In other words, the regional body is still insisting that the agreement that was signed by all the parties marks the end of the negotiating process and now a government must be formed.

They also cited the same reasons I cited in my article, saying that any grievances that the parties may have should be brought before the Joint Monitoring Committee, which can only be formed after the government is formed.

SADC has now also set February 5 as the deadline for passing Ammendment Number 19, which is the piece of legislation that the MDC have been saying should be passed in parliament first before they join the government.

The MDC hope that SADC would admit that the problem was bigger than them and escalate it to the Africa Union have been dashed. The regional body is almost certainly going to report at the African Union General Assembly that they have solved the Zimbabwe problem and all that remains is implementation. The African Union, on the other hand, can not do anything about Zimbabwe without being handed the case by SADC, something that is clearly not going to happen now.

Privately, the SADC Chair, South Africa, briefed the parties that they (SADC) will produce the signed documents of the September 15 agreement to prove that all parties have agreed fundamentally to form a GNU and only minor problems with implementation remain.

It appears that SADC, by urging the swift passing of Ammendment No 19, has decided to call the MDC's bluff, daring the opposition to vote the legislation down, in which case I think you would see the gloves come off SADC's hands in its approach to the MDC.

It serves no useful purpose now to shout at SADC when there is clearly no alternative being put forward by the MDC. The only route left is for Mugabe to set up a government by himself, which he will do next week.

After that, Mugabe intends to wait for at least 2 years to hold a new election, during which time he privately says his dollarisation drive would have blunted the economic problems facing Zimbabwe.

It is also clear that, as he promised Mutambara during last week's SADC Summit in Harare, he will use every trick in the book, unleashing violence and cheating pon a massive scale to win back a majority in parliament.

We are deluding ourselves with all our talk of it being different next time around. We have heard it all before: Tsvangirai telling us in 2002 that Mugabe "will not last six months" and so on.

The new elections will be held without International supervision as has happened with three previous elections. No one can do anything about that except perhaps put more sanctions on Mugabe and we know how helpful that is, don't we?

Still, what is now the next step? SADC says it is the passing of Ammendment No 19 by parliament.

Should MDC assent to the passing of the Bill, then they will be in an even tighter spot, since ALL SADC Heads of State, except Ian Khama of Botswana, are saying that the opposition party agreed to go into government once the Ammendment is passed into law.

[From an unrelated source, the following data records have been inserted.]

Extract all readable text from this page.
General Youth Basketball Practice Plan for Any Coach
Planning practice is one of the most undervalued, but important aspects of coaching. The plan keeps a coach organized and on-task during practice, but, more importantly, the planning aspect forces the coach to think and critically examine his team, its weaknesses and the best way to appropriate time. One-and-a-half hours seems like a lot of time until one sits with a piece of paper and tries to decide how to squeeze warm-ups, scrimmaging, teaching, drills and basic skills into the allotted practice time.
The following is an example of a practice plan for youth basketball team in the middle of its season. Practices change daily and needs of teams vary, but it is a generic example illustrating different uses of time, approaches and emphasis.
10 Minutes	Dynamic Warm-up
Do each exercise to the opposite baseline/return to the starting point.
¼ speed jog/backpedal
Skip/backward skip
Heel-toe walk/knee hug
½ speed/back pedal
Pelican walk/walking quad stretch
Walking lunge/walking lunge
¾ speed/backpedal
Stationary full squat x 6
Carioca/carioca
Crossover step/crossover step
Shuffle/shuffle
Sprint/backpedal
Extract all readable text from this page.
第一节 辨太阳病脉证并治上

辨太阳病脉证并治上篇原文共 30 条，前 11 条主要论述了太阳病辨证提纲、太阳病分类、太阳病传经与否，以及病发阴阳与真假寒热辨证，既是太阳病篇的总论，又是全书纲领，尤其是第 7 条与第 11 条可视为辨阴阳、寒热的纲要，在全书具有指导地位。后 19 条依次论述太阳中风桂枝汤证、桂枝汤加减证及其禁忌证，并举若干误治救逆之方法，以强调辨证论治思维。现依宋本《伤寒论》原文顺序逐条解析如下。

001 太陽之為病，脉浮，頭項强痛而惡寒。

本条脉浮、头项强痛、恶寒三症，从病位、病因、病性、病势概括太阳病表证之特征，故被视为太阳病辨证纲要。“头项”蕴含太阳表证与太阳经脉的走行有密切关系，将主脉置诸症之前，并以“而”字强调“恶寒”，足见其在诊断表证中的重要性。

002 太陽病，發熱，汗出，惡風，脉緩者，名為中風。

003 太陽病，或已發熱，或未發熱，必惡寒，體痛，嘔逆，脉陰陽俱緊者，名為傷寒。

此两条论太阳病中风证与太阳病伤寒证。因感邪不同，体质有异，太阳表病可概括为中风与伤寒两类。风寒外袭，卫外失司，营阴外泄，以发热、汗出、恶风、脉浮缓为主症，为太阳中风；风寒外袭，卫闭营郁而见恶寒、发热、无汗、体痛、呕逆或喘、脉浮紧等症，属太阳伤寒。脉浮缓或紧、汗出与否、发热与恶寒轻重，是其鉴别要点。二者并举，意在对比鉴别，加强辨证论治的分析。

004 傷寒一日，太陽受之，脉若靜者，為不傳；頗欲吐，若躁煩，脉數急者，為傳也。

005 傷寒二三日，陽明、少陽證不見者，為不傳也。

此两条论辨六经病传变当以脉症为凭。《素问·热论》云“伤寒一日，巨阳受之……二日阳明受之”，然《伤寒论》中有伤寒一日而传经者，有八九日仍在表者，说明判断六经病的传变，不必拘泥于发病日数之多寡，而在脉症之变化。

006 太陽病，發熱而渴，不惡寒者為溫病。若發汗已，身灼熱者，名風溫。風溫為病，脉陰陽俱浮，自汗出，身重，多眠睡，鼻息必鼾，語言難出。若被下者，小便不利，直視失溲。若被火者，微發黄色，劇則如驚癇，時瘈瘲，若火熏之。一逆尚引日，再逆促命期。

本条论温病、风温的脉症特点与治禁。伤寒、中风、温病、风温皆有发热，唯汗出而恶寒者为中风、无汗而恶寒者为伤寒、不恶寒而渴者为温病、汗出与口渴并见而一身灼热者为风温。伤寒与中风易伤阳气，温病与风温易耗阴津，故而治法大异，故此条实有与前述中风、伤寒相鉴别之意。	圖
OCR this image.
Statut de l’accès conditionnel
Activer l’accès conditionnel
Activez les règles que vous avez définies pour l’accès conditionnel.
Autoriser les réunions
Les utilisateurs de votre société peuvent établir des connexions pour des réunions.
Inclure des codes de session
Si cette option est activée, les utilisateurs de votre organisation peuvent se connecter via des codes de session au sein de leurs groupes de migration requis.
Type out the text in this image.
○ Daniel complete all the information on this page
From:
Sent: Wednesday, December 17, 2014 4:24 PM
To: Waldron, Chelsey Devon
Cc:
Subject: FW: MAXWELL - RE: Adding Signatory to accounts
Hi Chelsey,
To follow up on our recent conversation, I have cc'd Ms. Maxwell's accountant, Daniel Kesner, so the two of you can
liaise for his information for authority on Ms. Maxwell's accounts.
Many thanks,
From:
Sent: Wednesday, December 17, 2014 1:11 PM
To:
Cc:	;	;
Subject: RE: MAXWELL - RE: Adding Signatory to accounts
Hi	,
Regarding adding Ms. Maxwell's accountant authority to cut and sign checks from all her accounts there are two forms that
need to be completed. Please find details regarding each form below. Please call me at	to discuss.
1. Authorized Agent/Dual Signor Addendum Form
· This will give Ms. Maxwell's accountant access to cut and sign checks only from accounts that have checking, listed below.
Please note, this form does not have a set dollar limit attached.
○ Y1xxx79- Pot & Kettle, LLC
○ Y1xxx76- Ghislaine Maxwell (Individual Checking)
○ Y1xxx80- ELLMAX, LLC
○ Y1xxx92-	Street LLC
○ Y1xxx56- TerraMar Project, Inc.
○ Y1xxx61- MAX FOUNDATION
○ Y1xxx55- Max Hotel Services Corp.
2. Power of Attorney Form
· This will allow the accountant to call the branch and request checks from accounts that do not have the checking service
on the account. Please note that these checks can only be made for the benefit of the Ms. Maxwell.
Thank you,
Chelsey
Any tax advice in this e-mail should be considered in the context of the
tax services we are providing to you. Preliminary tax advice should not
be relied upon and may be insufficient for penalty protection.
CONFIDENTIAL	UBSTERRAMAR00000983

Although this issue has not been resolved, it remains true that, as things stand right now, the MDC has virtually no options left. They could decide to sit out government, incurring the wrath of SADC and the African Union, who would then unite to ensure that the Zimbabwe problem does not get out of the hands of the continent at all.

The MDC appears not have a credible Plan B at the moment, except calling for new elections, which Mugabe has said he is willing to call but which he told Arthur Mutambara last week he will never lose again.